Medicare Compliance & Reimbursement

Pocket These Stats and See If Your Service Ranks

Home health and lab services remain high on the improper payment rate spectrum.

Claims reviews like the CERT report spotlight the negatives. But, the data shows that Medicare providers and suppliers are working hard to eradicate their coding and billing issues.

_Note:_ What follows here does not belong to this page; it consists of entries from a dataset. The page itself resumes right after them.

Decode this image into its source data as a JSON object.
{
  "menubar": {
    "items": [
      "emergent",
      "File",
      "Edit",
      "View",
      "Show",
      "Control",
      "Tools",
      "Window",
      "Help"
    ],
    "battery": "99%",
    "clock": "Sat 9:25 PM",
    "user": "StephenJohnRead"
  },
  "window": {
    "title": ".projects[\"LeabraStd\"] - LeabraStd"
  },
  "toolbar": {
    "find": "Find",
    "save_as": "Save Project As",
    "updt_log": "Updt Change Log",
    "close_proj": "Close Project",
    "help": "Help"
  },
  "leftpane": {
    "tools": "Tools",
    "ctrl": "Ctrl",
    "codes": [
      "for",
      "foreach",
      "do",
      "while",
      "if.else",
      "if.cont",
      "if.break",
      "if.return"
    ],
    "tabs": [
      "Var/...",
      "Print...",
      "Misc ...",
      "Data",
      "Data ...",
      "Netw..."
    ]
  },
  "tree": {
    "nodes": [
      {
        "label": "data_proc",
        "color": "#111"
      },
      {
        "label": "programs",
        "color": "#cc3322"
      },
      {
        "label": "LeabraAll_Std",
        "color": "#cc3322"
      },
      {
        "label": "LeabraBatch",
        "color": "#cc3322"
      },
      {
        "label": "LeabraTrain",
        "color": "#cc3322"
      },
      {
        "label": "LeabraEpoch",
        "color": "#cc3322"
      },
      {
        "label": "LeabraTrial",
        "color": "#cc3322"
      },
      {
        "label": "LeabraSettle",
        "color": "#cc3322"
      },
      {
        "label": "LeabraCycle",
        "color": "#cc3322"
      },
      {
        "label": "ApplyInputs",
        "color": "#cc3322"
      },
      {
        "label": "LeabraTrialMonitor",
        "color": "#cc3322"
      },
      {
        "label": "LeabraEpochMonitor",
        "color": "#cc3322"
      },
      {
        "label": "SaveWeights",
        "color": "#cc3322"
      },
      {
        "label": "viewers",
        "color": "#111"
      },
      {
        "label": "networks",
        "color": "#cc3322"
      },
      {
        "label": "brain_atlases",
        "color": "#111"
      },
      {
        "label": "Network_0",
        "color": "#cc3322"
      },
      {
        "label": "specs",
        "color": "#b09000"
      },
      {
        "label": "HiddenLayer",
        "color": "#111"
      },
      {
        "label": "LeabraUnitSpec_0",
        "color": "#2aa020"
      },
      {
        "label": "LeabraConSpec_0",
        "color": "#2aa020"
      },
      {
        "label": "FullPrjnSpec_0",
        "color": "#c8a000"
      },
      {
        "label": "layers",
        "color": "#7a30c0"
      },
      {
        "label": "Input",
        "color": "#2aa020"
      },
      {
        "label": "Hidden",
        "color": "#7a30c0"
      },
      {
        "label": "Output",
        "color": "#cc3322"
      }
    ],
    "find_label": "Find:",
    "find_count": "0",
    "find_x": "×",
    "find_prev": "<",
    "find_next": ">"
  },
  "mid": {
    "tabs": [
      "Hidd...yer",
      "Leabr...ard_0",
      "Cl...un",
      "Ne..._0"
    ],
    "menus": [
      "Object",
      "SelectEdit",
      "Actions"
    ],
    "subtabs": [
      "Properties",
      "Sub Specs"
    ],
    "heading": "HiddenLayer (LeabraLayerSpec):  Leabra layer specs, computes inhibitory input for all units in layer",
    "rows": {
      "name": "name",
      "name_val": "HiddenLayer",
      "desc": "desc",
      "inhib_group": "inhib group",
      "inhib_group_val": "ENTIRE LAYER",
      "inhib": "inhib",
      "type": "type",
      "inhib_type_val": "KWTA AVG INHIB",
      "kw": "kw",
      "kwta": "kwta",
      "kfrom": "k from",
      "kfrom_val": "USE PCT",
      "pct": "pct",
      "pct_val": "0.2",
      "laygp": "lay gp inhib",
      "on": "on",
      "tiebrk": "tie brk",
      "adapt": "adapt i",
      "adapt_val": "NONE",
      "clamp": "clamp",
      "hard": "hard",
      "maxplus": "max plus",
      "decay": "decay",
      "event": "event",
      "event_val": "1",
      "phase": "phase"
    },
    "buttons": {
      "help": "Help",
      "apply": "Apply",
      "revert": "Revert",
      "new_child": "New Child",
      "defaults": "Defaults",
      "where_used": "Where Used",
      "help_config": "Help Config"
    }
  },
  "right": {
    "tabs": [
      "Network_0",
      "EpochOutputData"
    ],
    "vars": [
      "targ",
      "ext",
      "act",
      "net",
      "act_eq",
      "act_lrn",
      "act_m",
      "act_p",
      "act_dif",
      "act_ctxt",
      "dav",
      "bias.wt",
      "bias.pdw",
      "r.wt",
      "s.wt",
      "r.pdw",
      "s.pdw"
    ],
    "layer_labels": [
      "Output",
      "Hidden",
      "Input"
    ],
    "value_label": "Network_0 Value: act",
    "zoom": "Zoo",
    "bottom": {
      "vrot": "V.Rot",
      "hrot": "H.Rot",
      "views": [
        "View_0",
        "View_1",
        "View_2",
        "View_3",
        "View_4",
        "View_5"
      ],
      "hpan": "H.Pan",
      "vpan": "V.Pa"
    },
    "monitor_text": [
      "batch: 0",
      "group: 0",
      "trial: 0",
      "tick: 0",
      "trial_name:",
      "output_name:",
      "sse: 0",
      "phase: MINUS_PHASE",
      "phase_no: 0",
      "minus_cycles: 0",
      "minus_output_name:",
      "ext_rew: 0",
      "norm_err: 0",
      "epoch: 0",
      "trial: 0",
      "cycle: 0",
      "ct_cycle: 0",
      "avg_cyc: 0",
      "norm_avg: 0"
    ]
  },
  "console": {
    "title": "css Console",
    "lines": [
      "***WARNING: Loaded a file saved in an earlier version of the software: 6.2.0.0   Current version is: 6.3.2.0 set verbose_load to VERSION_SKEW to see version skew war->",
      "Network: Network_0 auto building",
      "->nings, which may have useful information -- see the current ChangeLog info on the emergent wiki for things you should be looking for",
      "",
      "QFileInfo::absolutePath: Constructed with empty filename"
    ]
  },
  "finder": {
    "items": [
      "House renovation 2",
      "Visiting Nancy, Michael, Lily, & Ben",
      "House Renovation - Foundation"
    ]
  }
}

Review: With about 90.5 percent of payments properly paid in 2017, CMS's new Comprehensive Error Rate Testing (CERT) results underline that some claims compliance progress was made last year. However the outcome held few surprises with DMEPOS sliding into first place with a 44.6 percent error rate (down from 46.3 percent in 2016) while Part A (without hospital IPPS) came in second at 11. 3 percent (down from 14.0 percent last year). Part B rounded out the trio with 10.2 percent improper payment rate (a decrease from 11.7 percent the year before) and in fourth was Part A (with IPPS) at 3.9 percent. The grand total of approximately $36.2 billion in projected improper payments across all four claims types is a decrease from FY 2016's total of $41.1 billion.

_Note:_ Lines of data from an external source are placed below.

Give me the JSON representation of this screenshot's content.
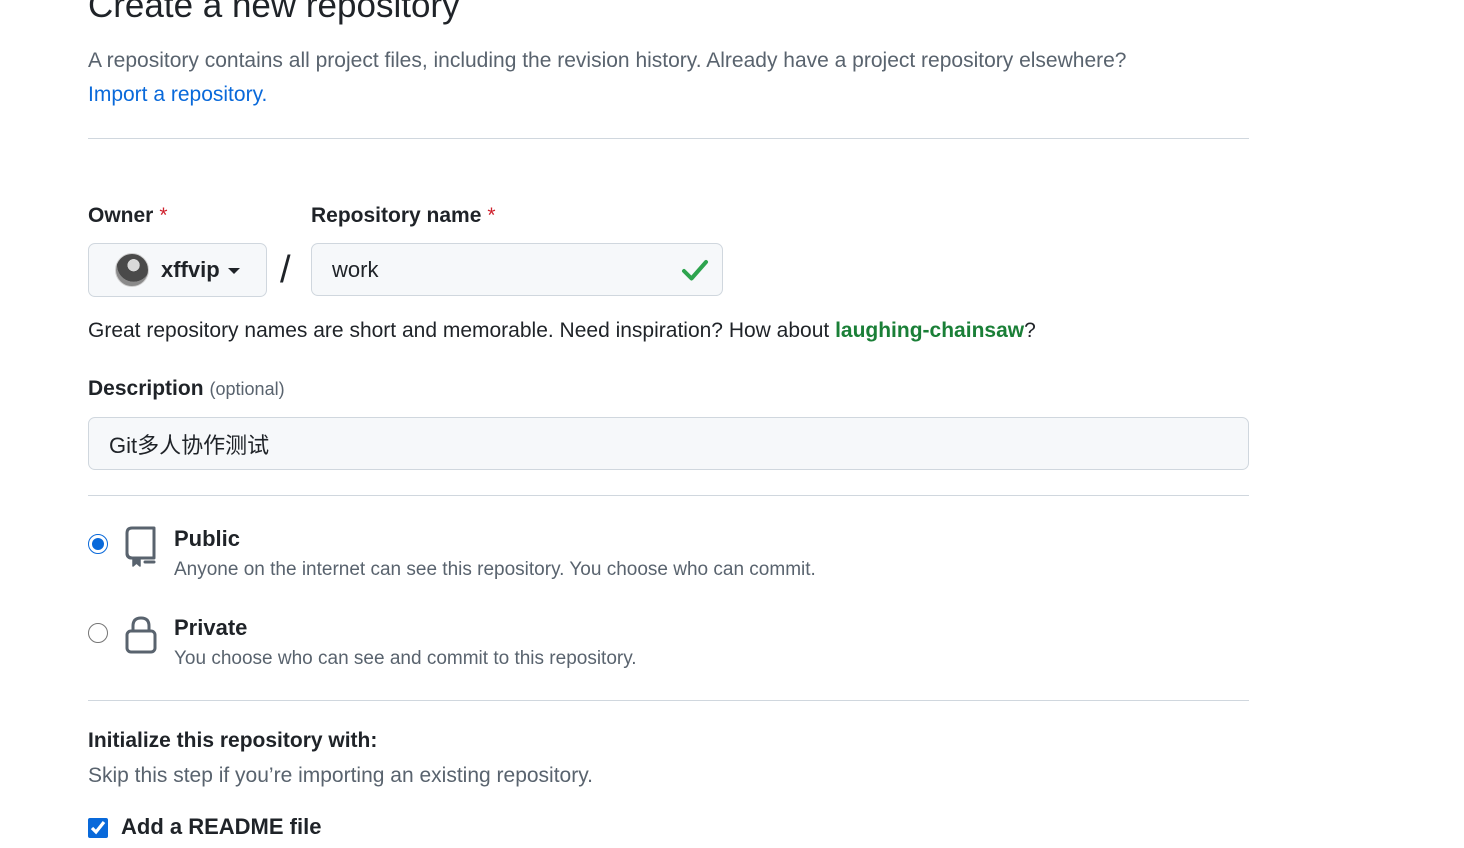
{
  "header": {
    "title": "Create a new repository",
    "subtitle": "A repository contains all project files, including the revision history. Already have a project repository elsewhere?",
    "import_link": "Import a repository."
  },
  "owner": {
    "label": "Owner",
    "required_mark": "*",
    "value": "xffvip"
  },
  "repo_name": {
    "label": "Repository name",
    "required_mark": "*",
    "value": "work",
    "separator": "/"
  },
  "hint": {
    "text": "Great repository names are short and memorable. Need inspiration? How about ",
    "suggestion": "laughing-chainsaw",
    "suffix": "?"
  },
  "description": {
    "label": "Description",
    "optional": "(optional)",
    "value": "Git多人协作测试"
  },
  "visibility": {
    "public": {
      "title": "Public",
      "desc": "Anyone on the internet can see this repository. You choose who can commit.",
      "selected": true
    },
    "private": {
      "title": "Private",
      "desc": "You choose who can see and commit to this repository.",
      "selected": false
    }
  },
  "initialize": {
    "title": "Initialize this repository with:",
    "desc": "Skip this step if you’re importing an existing repository.",
    "readme_label": "Add a README file",
    "readme_checked": true
  },
  "colors": {
    "link": "#0969da",
    "success": "#1a7f37",
    "required": "#cf222e",
    "check": "#2da44e"
  }
}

Here's a short list of the four services with the highest improper payment rates by Medicare category, according to the latest CERT report:

  • Medicare Part A (without Hospital IPPS): Home health topped the CERT charts with a 32.2 improper payment rate in this category and over $6 billion in projected improper payments for 2017.
  • Medicare Part A (with Hospital IPPS): Major joint replacements or reattachment of lower extremities led Part A (with IPPS) providers at a 4.6 percent improper payment rate with $301 million in projected improper payments.
  • Medicare Part B: Other lab tests (non-Medicare fee schedule) stayed in first with a 32.4 percent error rate and more than $1.1 billion in projected improper payments.
  • DMEPOS: Oxygen supplies and equipment were the most often improperly paid with an error rate of 52.8 percent to the tune of over $570 million.